Thursday 21 May 2009

Colour

Do you think some of us run away from intensity? Father, forgive me.

I know I have been away for some time - I have had a rollercoaster ride of a few months! And boy, do I mean that. I had supervisor problems - race, being one of them. I have learnt that people everywhere can be racist and not. I have learnt that I have a lot to learn - at least in so far as blinder-ing myself to what others do and don't do that strikes me as so wrong. And I've also become a lot humbler in thinking that I am not above certain emotions...

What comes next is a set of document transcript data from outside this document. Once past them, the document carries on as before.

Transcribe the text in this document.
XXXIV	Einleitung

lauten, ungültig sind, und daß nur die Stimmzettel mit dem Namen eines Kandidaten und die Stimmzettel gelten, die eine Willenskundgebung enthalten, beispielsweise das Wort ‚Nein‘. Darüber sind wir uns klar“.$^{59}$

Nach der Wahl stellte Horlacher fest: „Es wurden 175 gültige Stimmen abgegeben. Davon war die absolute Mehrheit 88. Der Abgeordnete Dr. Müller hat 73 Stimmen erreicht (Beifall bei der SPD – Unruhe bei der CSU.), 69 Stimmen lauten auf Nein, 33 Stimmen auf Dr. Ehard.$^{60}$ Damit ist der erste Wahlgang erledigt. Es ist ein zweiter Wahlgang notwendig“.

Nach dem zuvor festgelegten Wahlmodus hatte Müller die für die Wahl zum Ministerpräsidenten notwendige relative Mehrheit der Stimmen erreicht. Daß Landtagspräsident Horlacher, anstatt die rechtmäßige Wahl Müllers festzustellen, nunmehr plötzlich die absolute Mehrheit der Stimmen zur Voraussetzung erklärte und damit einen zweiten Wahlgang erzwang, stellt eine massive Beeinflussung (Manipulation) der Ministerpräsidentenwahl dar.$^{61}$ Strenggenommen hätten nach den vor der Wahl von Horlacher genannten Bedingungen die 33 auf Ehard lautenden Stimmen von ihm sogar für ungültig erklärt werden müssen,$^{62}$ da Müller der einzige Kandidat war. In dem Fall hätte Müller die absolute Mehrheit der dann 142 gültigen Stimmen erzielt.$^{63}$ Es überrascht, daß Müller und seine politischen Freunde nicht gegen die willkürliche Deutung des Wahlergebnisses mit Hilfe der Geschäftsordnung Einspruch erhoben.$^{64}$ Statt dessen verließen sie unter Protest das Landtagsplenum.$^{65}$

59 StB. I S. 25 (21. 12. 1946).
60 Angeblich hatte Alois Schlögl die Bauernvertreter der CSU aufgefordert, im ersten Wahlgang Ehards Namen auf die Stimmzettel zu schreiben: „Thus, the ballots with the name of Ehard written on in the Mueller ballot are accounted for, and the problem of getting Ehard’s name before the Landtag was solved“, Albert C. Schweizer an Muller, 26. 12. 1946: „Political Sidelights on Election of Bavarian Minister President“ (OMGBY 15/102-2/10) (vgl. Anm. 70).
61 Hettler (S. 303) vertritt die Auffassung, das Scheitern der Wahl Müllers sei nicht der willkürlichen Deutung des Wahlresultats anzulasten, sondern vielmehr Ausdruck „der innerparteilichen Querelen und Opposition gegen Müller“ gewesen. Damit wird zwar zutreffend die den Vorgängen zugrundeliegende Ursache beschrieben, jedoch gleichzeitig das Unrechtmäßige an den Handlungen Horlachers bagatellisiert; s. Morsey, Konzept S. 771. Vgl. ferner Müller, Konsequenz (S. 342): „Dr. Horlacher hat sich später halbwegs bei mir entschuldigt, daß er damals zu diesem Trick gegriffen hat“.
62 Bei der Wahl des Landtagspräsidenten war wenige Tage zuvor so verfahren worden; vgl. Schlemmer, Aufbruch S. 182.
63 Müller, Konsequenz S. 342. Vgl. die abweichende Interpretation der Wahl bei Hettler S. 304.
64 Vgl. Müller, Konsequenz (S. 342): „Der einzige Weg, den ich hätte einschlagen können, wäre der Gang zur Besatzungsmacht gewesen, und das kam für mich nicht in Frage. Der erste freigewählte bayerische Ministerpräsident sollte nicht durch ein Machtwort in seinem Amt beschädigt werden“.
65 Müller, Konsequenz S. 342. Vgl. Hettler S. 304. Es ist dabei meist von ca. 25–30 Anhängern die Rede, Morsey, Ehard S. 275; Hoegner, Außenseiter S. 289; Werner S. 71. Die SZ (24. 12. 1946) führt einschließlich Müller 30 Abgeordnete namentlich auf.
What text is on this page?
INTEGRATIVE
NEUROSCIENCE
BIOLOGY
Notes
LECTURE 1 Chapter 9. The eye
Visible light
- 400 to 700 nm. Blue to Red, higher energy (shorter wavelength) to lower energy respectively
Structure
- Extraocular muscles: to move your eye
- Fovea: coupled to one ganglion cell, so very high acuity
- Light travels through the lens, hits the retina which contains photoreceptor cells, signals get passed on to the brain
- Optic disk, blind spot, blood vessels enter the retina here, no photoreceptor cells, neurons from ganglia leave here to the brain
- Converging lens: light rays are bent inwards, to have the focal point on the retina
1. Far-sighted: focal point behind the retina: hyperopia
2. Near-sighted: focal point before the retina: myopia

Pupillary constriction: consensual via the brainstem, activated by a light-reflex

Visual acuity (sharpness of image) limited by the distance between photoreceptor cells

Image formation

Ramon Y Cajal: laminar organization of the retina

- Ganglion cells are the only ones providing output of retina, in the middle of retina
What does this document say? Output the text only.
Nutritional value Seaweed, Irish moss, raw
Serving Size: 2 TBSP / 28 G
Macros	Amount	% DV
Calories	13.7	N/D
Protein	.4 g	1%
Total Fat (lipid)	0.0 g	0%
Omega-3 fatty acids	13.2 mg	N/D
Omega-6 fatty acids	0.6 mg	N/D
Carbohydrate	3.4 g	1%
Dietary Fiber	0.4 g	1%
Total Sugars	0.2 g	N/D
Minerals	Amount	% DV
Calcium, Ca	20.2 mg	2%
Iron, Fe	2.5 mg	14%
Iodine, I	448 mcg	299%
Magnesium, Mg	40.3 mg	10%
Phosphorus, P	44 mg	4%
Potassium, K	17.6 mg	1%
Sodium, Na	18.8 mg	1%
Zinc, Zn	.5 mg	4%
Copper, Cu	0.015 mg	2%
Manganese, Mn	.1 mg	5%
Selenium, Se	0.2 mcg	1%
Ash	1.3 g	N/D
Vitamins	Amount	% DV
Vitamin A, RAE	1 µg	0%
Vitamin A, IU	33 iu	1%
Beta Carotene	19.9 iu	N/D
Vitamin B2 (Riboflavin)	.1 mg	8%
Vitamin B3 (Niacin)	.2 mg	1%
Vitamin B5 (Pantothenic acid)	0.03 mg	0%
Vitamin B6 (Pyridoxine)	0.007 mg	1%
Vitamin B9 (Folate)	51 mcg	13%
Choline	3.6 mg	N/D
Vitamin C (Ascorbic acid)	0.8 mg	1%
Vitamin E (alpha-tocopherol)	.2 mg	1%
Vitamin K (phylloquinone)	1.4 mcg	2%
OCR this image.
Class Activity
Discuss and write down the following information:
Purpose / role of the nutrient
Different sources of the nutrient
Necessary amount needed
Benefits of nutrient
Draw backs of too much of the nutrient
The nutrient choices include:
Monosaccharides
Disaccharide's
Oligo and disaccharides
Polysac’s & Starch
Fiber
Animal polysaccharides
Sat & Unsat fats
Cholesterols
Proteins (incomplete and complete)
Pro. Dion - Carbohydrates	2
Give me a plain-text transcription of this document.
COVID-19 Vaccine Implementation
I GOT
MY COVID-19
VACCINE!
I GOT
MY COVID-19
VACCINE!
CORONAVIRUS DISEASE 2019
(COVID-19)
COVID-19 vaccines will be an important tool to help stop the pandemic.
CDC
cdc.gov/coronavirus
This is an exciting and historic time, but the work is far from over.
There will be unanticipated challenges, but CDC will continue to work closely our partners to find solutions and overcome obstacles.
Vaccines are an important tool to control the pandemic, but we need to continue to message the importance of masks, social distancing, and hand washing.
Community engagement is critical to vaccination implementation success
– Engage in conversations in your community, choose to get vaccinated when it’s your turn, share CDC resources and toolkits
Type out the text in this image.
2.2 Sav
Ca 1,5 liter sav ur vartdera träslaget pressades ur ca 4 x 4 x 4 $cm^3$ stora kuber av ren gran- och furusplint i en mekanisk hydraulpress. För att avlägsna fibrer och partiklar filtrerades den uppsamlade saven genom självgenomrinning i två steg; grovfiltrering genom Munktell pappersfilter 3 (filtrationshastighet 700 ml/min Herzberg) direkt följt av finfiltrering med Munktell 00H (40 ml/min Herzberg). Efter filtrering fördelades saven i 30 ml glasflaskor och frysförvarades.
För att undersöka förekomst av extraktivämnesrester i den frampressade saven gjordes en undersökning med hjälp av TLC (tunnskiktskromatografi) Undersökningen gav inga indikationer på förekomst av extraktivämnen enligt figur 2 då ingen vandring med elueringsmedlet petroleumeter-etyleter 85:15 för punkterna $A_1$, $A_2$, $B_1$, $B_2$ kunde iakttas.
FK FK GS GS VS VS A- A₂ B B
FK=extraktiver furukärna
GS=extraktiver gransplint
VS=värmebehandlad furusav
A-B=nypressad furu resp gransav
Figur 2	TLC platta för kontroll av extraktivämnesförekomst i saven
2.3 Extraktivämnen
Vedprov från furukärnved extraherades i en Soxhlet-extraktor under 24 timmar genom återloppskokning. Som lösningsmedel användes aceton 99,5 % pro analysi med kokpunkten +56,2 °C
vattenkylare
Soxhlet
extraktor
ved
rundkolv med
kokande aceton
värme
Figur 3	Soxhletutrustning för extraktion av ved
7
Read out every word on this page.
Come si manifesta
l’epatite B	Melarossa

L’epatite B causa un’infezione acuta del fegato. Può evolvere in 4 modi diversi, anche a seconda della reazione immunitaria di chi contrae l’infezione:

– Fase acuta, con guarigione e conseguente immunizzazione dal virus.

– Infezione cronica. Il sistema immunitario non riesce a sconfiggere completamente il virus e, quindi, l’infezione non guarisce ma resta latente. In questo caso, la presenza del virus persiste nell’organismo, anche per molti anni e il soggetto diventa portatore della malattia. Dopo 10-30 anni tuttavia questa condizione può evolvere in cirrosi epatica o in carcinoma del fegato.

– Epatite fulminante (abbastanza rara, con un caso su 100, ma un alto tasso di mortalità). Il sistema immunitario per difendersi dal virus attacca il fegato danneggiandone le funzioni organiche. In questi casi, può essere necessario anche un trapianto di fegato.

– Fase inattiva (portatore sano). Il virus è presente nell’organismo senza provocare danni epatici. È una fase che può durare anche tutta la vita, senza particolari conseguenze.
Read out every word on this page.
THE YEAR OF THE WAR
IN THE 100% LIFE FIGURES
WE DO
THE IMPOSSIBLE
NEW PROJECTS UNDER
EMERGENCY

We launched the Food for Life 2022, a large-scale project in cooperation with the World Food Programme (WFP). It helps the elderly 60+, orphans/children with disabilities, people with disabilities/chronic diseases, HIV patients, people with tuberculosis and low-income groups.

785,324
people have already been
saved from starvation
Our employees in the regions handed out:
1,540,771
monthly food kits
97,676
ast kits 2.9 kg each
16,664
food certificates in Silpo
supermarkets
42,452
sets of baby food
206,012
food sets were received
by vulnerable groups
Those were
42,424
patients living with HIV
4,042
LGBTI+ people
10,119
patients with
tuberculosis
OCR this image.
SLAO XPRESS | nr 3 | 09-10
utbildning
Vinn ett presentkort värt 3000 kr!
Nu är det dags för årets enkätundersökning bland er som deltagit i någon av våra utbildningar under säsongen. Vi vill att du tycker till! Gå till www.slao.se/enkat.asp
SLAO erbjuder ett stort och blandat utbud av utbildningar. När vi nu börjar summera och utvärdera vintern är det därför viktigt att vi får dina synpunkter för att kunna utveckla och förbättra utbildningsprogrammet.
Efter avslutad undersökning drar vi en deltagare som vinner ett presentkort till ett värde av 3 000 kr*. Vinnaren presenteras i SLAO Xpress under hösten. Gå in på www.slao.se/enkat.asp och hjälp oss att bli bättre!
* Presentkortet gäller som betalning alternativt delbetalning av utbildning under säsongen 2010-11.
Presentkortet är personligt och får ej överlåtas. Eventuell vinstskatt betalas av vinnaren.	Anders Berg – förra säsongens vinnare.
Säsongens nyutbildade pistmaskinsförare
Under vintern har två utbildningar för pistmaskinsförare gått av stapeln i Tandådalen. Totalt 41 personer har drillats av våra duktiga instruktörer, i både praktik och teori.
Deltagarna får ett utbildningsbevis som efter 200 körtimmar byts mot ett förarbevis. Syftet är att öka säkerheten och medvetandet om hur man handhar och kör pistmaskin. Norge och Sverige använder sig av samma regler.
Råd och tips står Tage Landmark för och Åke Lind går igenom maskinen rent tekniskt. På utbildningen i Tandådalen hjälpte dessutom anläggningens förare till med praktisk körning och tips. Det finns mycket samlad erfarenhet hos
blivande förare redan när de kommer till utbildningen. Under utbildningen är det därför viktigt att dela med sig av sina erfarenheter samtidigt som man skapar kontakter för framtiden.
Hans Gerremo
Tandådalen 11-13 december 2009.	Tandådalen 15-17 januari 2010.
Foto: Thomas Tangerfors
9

I am so mad when people say 'I want a black/white guy' or 'International students are not as intellectually capable'... People, that second sentence is a whole story but not for here and now! I went through years of being mad at members of extended (and not so extended) family being caste/colour/race-prejudice-ridden. White people aren't different. I'm saying white because, in post-colonial India, they used to be the other. Political correctness is all very well, and I love us all, but for the purpose of this blog, can I just call us by our colours? I am brown. There are shades of us. And black and olive and white. It gets me somewhere deep inside and twists my gut in a pre-sick feeling when I hear it being called 'our culture' - when what they mean is our race/nationality.

Are we really that different?

We're loving whatever our colour. We're racist whatever our colour.

I had an interesting class this morning. One student called another 'not Chinese deep inside your heart' because she had learned English at a young age and so 'was corrupted by Western culture'. Another crime was watching 'Western' movies and listening to the music.

I hurt. She hurt, but she was the bigger person. It hurts. And the more you hurt, the more you grow. Why must this be?